Además, el mismo artículo dice que la realización de trabajos incompatibles con la pensión acabaran con la “suspensión del abono de la misma durante el tiempo en que se mantenga la actividad”. En otras palabras, solo se puede compatibilizar pensión y trabajo a través de las fórmulas previstas legalmente y siempre cumpliendo los requisitos exigidos.

Junto a ello, la ley también dice que el pensionista puede “realizar trabajos por cuenta propia cuyos ingresos anuales no superen el salario mínimo interprofesional en cómputo anual”, por lo que puede seguir cobrando la pensión, aunque sin obligación de cotizar por esa actividad ni generar nuevos derechos sobre prestaciones.

Un ejemplo real de la incompatibilidad

Para entenderlo mejor, vamos a verlo con un ejemplo real de cómo un pensionista perdió temporalmente la pensión y tuvo que devolver 17.538,72 euros a la Seguridad Social por estar cobrando una pensión de jubilación a la vez que seguía trabajando.

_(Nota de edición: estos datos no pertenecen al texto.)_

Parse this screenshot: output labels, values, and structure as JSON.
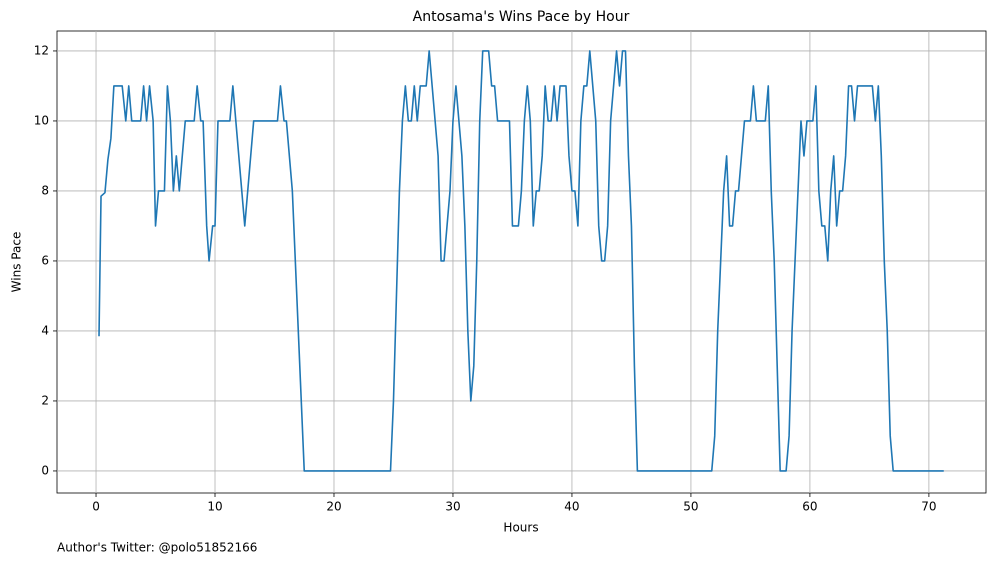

El hombre comenzó a percibir una pensión de jubilación en España de 1.800 euros mensuales, pero, al mismo tiempo, decidió trasladarse a Estados Unidos y continuar trabajando allí durante varios años, donde siguió cotizando y no comunicó esta situación a la Seguridad Social española.

Al regresar a España, la Seguridad Social le notificó la incompatibilidad entre el cobro de la pensión y el trabajo realizado en el extranjero, y le exigió la devolución de 17.538,72 euros correspondientes a las cantidades percibidas indebidamente durante ese periodo. A pesar de que llevó el caso a los tribunales, el Tribunal Superior de Justicia de Cataluña dio la razón a la Seguridad Social, ya que la normativa establece claramente la incompatibilidad entre el cobro de la pensión de jubilación y el desempeño de una actividad laboral, incluso si esta se realiza fuera de España.